Now someone needs to take over MDN . By far the best JavaScript documentation
Case in point: Both the MDN Github repos and the MDN docs (or at least all the pages I bothered to look at) show very recent activity:
https://developer.mozilla.org/en-US/docs/Web (scroll all the way down to "Last modified")
https://developer.mozilla.org/en-US/docs/Web/CSS
https://developer.mozilla.org/en-US/docs/Web/JavaScript/A_re...
I'm happy to see community involvement, but it's such a vital resource that deserves funding
Barring surges in demand at month-scale timelines, this isn't a zero sum game. Competition for Rust talent will result in an increase in the amount of Rust talent. Even better if you're open source; a growing population of Rust devs roaming the planet can only help you.
It looks like Rust gains bigcorp support, all we need now is a killer product written in it to kick off explosive growth.
All the phones that support it feel like throwbacks from 2003. (It's KaiOS, btw)
> Servo was incubated inside Mozilla, and served as the proof that important web components such as CSS and rendering could be implemented in Rust, with all its safety, concurrency and speed. Now it’s time for Servo to leave the nest!
Is there any chance they do the same with the Rust language? Either way, Mozilla has done a huge amount of work to improve the systems programming field, and created an incredible language ecosystem in Rust.
Ockam.io loves Rust, and we are hiring!
Also, there's an "Ockam Values" header right below with no content under it. Edit: but not if I go directly to the page. Maybe it was a transient Chrome bug.
You may want to note that there's a pretty damn big difference between the two: the rust project needs to be interoperable with itself and that's about the extent of it.
The web needs to be interoperable period, so if there isn't some sort of buy-in or the ability to push your weight around, spec-ing or implementing something is just a waste of time.
Putting resources into the language doesn't mean you control it, and volunteer-driven projects go where they will. Python or Ruby are not owned by their sponsors.
Getting funding and support is great, but the needs of the many are very different than the needs of AWS and Facebook.
In my opinion we see this a lot in Linux as well. What Google wants has almost nothing to do with what I need. (I said almost).

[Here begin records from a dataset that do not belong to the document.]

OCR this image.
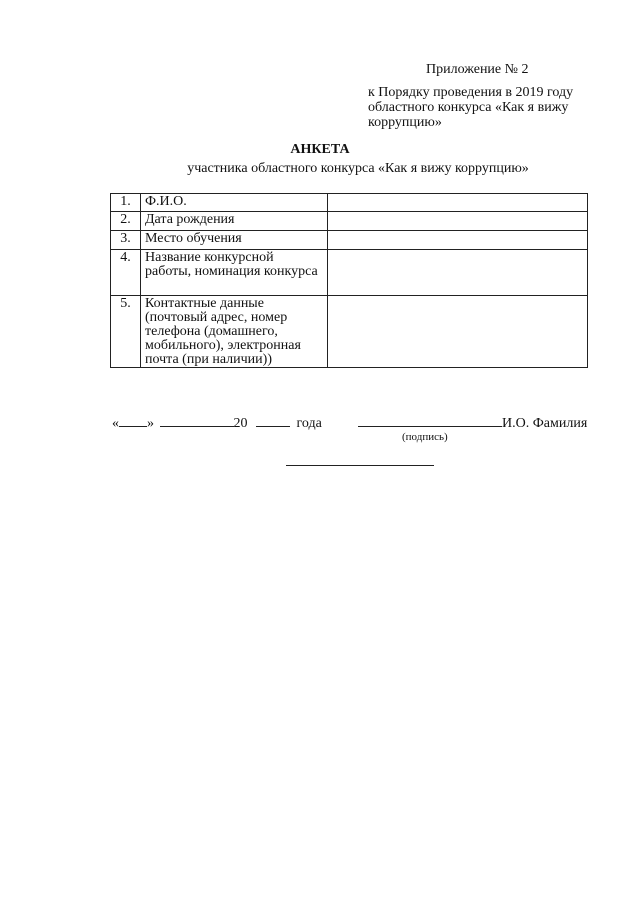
Приложение № 2
к Порядку проведения в 2019 году
областного конкурса «Как я вижу
коррупцию»
АНКЕТА
участника областного конкурса «Как я вижу коррупцию»
1.	Ф.И.О.	
2.	Дата рождения	
3.	Место обучения	
4.	Название конкурсной работы, номинация конкурса	
5.	Контактные данные (почтовый адрес, номер телефона (домашнего, мобильного), электронная почта (при наличии))	
« »	20	года	И.О. Фамилия
(подпись)
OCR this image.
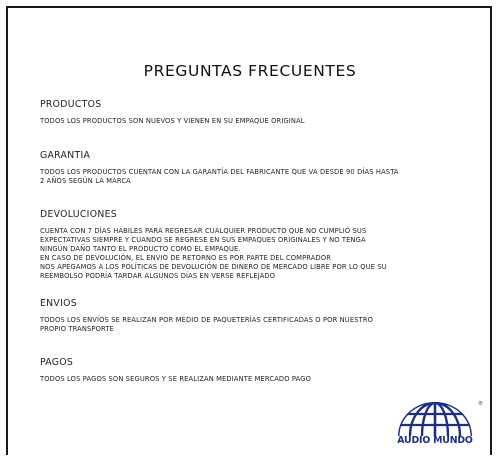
PREGUNTAS FRECUENTES
PRODUCTOS
TODOS LOS PRODUCTOS SON NUEVOS Y VIENEN EN SU EMPAQUE ORIGINAL
GARANTIA
TODOS LOS PRODUCTOS CUENTAN CON LA GARANTÍA DEL FABRICANTE QUE VA DESDE 90 DÍAS HASTA
2 AÑOS SEGÚN LA MARCA
DEVOLUCIONES
CUENTA CON 7 DÍAS HÁBILES PARA REGRESAR CUALQUIER PRODUCTO QUE NO CUMPLIÓ SUS
EXPECTATIVAS SIEMPRE Y CUANDO SE REGRESE EN SUS EMPAQUES ORIGINALES Y NO TENGA
NINGÚN DAÑO TANTO EL PRODUCTO COMO EL EMPAQUE.
EN CASO DE DEVOLUCIÓN, EL ENVIO DE RETORNO ES POR PARTE DEL COMPRADOR
NOS APEGAMOS A LOS POLÍTICAS DE DEVOLUCIÓN DE DINERO DE MERCADO LIBRE POR LO QUE SU
REEMBOLSO PODRÍA TARDAR ALGUNOS DÍAS EN VERSE REFLEJADO
ENVIOS
TODOS LOS ENVÍOS SE REALIZAN POR MEDIO DE PAQUETERÍAS CERTIFICADAS O POR NUESTRO
PROPIO TRANSPORTE
PAGOS
TODOS LOS PAGOS SON SEGUROS Y SE REALIZAN MEDIANTE MERCADO PAGO
®
AUDIO MUNDO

I think it should gestate a while in a less FAANGy environment.
AWS is paying developers to primarily work on it's needs for Linux (as that is how Linux is generally maintained, you upstream a module, you maintain it).

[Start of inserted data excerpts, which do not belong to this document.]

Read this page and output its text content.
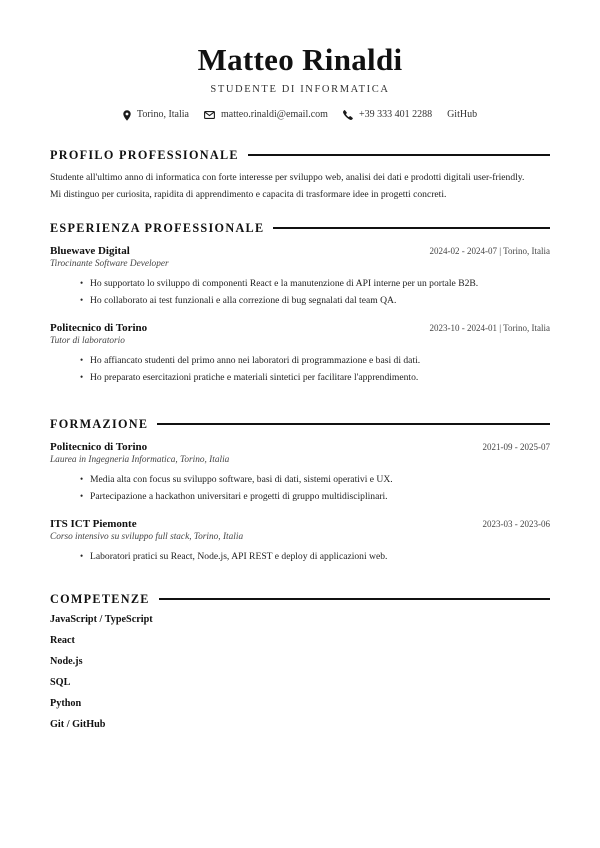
Matteo Rinaldi
STUDENTE DI INFORMATICA
Torino, Italia	matteo.rinaldi@email.com	+39 333 401 2288 GitHub
PROFILO PROFESSIONALE
Studente all'ultimo anno di informatica con forte interesse per sviluppo web, analisi dei dati e prodotti digitali user-friendly.
Mi distinguo per curiosita, rapidita di apprendimento e capacita di trasformare idee in progetti concreti.
ESPERIENZA PROFESSIONALE
Bluewave Digital	2024-02 - 2024-07 | Torino, Italia
Tirocinante Software Developer
• Ho supportato lo sviluppo di componenti React e la manutenzione di API interne per un portale B2B.
• Ho collaborato ai test funzionali e alla correzione di bug segnalati dal team QA.
Politecnico di Torino	2023-10 - 2024-01 | Torino, Italia
Tutor di laboratorio
• Ho affiancato studenti del primo anno nei laboratori di programmazione e basi di dati.
• Ho preparato esercitazioni pratiche e materiali sintetici per facilitare l'apprendimento.
FORMAZIONE
Politecnico di Torino	2021-09 - 2025-07
Laurea in Ingegneria Informatica, Torino, Italia
• Media alta con focus su sviluppo software, basi di dati, sistemi operativi e UX.
• Partecipazione a hackathon universitari e progetti di gruppo multidisciplinari.
ITS ICT Piemonte	2023-03 - 2023-06
Corso intensivo su sviluppo full stack, Torino, Italia
• Laboratori pratici su React, Node.js, API REST e deploy di applicazioni web.
COMPETENZE
JavaScript / TypeScript
React
Node.js
SQL
Python
Git / GitHub
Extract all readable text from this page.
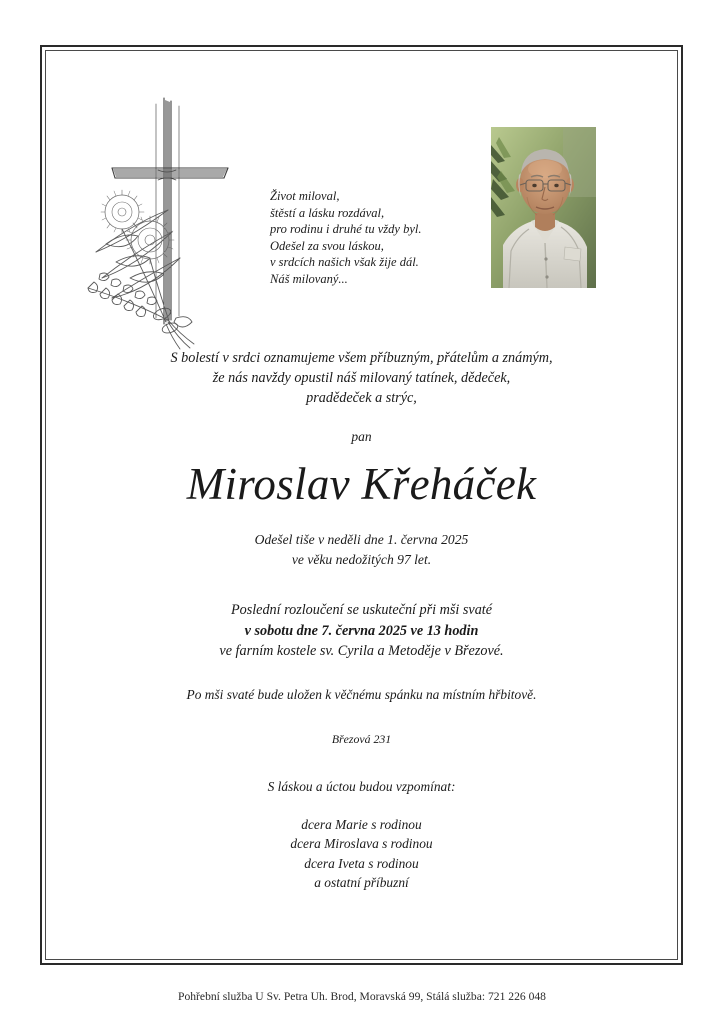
Život miloval,
štěstí a lásku rozdával,
pro rodinu i druhé tu vždy byl.
Odešel za svou láskou,
v srdcích našich však žije dál.
Náš milovaný...
S bolestí v srdci oznamujeme všem příbuzným, přátelům a známým,
že nás navždy opustil náš milovaný tatínek, dědeček,
pradědeček a strýc,
pan
Miroslav Křeháček
Odešel tiše v neděli dne 1. června 2025
ve věku nedožitých 97 let.
Poslední rozloučení se uskuteční při mši svaté
v sobotu dne 7. června 2025 ve 13 hodin
ve farním kostele sv. Cyrila a Metoděje v Březové.
Po mši svaté bude uložen k věčnému spánku na místním hřbitově.
Březová 231
S láskou a úctou budou vzpomínat:
dcera Marie s rodinou
dcera Miroslava s rodinou
dcera Iveta s rodinou
a ostatní příbuzní
Pohřební služba U Sv. Petra Uh. Brod, Moravská 99, Stálá služba: 721 226 048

In Rust on the other hand (like most/all languages) new features tend to benefit everybody, AWS simply might be able to prioritize development of certain aspects, but they certainly don't get to make work almost exclusively for them.
The Rust community seems quite desperate for corporate money and support. Amazon's not paying you out of love fellas, even if it says so in the blog post's title.
[1] https://www.tbray.org/ongoing/When/202x/2020/04/29/Leaving-A...
Nobody believes they are doing it solely out of love, but luckily, that’s not required for it to be a productive relationship.
If there is an opencollective somewhere, I am not than happy to give you the money directly. I support Mozilla and Wikipedia and other projects to my best effort, and I would love it if others can do that too.
All Amazon has ever done is lip service to open source. There is a multibillionaire at the top with no need for that money who every day costs not to do something good for the planet and is instead enabling commoditizing the general populace.
Large codebases will be able to transcode to language X at some point in the future and I am waiting for the day when it can be done for Rust with projects like https://github.com/facebookresearch/TransCoder/
I really like AWS products and Rust is the first system programming language I'm really interested in.
Because it's cool and they want a spot on that poster?